A downstream visualization and analysis tool for gene set enrichment results with interactive web visualizer.
Author: Yan Tan (Boston University, Broad Institute), Felix Wu (Broad Institute)
Algorithm Version: 1.2
ConstellationMap helps leverage the full power of a gene set enrichment analysis by identifying commonalities between high-scoring gene sets and mapping their relationships. ConstellationMap visualizes in an interactive web application the enrichment profile similarity and gene member overlap of gene sets, which are positively or negatively enriched in relation to a phenotype in a two-class or continuous-class comparison. It uses provided enrichment scores (e.g., those generated by ssGSEAProjection) to estimate normalized mutual information (NMI) scores and project top scoring sets onto a circular plot with the following features:
(1) Gene sets are represented as nodes with radial distance to the center reflecting positive or negative enrichment in the phenotype, whichever direction is specified. Higher associations for the correlation direction are plotted closer to the center.

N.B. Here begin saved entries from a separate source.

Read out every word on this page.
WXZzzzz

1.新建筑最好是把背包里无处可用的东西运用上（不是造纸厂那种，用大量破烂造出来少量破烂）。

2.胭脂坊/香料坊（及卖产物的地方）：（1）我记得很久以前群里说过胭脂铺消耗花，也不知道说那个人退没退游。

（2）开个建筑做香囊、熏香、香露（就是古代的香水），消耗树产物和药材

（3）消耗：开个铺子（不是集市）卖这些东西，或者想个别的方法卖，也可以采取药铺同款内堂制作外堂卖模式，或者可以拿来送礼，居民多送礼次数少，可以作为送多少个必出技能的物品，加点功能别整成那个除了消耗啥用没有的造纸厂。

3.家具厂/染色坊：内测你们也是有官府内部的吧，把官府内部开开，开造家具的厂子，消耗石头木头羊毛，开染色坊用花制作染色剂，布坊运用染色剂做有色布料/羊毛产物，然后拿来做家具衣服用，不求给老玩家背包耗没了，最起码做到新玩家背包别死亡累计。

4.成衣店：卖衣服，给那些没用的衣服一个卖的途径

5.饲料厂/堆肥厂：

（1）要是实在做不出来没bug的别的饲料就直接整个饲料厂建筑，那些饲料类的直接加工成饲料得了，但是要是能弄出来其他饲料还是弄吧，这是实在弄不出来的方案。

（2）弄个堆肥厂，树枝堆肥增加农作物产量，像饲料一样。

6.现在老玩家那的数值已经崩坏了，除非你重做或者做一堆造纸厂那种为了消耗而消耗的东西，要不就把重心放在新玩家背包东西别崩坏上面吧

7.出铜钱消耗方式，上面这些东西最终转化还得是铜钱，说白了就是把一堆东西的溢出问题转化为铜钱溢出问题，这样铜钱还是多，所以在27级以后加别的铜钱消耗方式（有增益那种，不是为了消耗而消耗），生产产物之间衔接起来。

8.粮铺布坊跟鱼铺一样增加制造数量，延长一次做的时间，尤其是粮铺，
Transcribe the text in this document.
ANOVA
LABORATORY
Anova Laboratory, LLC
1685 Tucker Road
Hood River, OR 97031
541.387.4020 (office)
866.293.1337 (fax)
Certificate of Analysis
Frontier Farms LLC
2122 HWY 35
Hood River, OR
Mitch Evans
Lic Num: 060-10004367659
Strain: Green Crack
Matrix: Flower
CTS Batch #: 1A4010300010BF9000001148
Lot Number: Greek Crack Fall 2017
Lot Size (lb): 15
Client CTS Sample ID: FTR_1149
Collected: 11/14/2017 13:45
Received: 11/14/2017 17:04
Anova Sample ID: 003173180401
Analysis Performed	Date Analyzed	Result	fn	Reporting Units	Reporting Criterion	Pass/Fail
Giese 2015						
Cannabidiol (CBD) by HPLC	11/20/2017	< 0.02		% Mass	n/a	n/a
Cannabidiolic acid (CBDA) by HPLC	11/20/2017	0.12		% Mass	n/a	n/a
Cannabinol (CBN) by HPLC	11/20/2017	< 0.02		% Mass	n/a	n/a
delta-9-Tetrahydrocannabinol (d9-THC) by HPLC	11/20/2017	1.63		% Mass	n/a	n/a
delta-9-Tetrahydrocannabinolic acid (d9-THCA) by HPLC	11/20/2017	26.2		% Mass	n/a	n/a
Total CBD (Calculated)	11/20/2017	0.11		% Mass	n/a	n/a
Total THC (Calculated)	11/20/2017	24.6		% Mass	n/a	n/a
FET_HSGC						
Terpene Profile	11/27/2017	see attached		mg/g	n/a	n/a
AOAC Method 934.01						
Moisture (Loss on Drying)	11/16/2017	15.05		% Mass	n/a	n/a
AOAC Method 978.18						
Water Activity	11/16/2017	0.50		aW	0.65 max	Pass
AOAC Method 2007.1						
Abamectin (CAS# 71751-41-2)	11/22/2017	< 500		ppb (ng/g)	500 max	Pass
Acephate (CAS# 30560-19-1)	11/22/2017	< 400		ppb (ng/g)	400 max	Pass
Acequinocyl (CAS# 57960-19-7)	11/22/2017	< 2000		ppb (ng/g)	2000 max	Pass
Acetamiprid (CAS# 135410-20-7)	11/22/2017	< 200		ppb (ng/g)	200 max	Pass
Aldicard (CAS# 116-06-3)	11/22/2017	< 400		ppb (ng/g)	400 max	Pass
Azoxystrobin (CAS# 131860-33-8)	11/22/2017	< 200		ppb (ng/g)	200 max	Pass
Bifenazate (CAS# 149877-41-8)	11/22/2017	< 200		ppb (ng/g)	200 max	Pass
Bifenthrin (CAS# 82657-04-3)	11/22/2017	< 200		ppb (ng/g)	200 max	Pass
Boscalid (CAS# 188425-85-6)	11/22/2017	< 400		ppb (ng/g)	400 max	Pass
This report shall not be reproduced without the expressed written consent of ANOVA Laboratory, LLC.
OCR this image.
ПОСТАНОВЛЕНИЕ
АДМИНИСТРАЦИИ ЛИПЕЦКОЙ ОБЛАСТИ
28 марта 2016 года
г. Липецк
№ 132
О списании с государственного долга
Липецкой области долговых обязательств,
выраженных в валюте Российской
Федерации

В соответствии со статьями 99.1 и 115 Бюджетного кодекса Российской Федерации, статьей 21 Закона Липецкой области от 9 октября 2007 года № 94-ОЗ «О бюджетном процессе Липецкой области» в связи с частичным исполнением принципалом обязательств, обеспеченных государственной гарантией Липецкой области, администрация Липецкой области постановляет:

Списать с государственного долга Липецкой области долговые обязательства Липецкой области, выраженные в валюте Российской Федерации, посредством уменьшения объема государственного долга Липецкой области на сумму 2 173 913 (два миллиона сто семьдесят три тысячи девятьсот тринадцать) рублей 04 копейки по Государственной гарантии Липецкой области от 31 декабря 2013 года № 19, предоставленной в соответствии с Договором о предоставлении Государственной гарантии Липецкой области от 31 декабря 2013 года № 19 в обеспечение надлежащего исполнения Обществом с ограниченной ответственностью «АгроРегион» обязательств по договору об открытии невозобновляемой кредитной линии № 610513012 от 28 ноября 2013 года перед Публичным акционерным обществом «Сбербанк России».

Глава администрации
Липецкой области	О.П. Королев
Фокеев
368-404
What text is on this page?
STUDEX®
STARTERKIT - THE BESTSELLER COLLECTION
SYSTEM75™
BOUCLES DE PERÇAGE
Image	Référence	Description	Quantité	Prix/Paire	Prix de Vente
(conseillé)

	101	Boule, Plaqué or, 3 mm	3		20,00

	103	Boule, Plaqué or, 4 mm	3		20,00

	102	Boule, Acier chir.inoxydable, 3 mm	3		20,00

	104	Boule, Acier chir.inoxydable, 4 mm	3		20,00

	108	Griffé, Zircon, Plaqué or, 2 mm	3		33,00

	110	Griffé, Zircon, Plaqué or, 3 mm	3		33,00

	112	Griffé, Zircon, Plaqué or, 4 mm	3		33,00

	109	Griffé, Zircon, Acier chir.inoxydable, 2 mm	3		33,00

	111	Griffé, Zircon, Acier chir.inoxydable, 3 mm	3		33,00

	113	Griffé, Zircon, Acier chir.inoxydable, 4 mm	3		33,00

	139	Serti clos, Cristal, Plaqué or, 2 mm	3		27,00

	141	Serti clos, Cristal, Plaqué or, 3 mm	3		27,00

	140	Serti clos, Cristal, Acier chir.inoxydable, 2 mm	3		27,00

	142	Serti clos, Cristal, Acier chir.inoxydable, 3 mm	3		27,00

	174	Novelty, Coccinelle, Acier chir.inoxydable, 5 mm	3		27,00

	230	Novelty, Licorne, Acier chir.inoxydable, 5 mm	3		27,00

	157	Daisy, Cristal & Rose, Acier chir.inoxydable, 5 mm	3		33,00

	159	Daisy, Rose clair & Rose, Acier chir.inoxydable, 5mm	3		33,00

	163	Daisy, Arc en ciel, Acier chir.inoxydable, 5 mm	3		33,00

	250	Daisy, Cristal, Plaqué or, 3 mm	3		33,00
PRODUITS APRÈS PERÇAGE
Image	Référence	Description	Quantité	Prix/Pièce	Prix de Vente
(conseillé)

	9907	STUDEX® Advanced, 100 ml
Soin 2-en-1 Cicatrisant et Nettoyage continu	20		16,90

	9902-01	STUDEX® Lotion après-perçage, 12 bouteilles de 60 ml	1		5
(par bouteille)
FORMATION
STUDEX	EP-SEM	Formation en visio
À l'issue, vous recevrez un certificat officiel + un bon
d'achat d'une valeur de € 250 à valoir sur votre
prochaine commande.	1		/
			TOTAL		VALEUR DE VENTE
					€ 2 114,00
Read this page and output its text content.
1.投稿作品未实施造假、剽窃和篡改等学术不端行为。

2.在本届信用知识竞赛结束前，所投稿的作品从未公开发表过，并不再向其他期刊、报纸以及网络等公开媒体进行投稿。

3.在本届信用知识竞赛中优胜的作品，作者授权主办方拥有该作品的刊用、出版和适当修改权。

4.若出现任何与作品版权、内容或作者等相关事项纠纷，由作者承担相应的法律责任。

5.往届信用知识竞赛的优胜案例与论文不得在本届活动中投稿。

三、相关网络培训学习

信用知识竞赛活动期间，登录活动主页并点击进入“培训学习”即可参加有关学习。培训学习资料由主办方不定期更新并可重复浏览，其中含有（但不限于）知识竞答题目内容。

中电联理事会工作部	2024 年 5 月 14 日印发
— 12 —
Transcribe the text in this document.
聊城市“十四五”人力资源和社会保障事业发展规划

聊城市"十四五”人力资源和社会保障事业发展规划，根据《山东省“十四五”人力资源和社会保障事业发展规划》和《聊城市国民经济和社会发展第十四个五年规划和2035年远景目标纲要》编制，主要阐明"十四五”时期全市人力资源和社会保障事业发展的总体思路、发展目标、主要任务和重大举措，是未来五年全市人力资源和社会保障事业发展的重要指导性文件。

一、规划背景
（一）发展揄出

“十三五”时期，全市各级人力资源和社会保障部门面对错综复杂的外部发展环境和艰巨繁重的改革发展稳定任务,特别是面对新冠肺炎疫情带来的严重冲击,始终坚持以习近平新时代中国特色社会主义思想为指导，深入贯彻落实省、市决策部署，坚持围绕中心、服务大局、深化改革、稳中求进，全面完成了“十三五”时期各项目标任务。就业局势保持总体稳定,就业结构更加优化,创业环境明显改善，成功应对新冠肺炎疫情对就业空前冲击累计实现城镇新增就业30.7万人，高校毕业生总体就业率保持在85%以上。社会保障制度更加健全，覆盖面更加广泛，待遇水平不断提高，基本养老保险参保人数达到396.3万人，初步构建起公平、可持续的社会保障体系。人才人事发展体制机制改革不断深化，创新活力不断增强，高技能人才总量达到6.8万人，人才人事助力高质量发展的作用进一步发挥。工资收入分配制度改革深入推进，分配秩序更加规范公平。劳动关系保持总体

(2) Member gene overlaps between sets are represented as edges connecting nodes with thickness proportional to degree of overlap.
(3) The angular distance between nodes is relatively proportional to the similarity of their enrichment profiles, i.e. more similar enrichment patterns have a smaller angular distance.
See the video tutorial: Using the Constellation Map Visualizer
See the F1000Research paper (Tan Y, Wu F, Tamayo P et al., 2015): doi: 10.12688/f1000research.6644.1
Web interactive features allow export of selected overlapping gene symbols for annotation in DAVID, MSigDB, and GeneMania. Click on the output file Visualizer.html to open the interactive ConstellationMap plot from the Jobs Tab.
In addition to the web application, ConstellationMap outputs two static plots: (1) a positive red to negative blue heat map of per sample enrichment of the gene sets ranked by NMI scores as well as Area Under the Curve (AUC) and t-test metrics along with corresponding p-values, and (2) a constellation map marking the phenotype of interest in the center in red, concentric contour arcs marking association to the phenotype (as measured by NMI), nodes as numbered open circles, overlap as green lines, and a key of the numbered gene sets.
Users may input gene set enrichment data produced by any algorithm as long as it is in GCT format, as well as any gene set collection in GMX or GMT format. For convenience, GenePattern modules including ConstellationMap provide MSigDB gene set collection files from a drop-down menu. The two module workflow examples presented here both use outputs from GenePattern’s ssGSEAProjection module as inputs to ConstellationMap. Workflow (A) uses ssGSEAProjection only on user-specified enriched sets, e.g. those previously identified from another analysis, while Workflow (B) uses enrichment rankings computed by ssGSEAProjection on the expression dataset in ConstellationMap. Users may choose Workflow (A) if they have a preferred method (e.g., GSEA) for identifying gene sets highly associated with a phenotypic class. If users do not have a preferred method, then they may use Workflow (B), which uses NMI to identify highly associated gene sets. See the following figure for a visual representation of the two workflows.
Whole Transcriptome Expression Data → GSEA (or other gene set analysis method) → ssGSEAProjection → ConstellationMap
Whole Transcriptome Expression Data → ssGSEAProjection → ConstellationMap
For gene set collections that do not utilize _UP and _DN suffixes at the ends of set names, the combine mode parameter option is irrelevant as all the modes give the same output.
As of MSigDB v5.0, released March 2015, four collections contain gene sets with _UP and _DN suffixes. These are C2.all, C2.CGP, C6.all, and C7.all. Some gene sets, including many in MSigDB, are derived from previous gene expression studies with up-regulated and down-regulated genes divided into separate gene sets denoted by an _UP or _DN suffix appended to otherwise identical set names. The ssGSEAProjection module can recombine these paired sets and calculate a combined enrichment score for each pair. See ssGSEAProjection module documentation for more information.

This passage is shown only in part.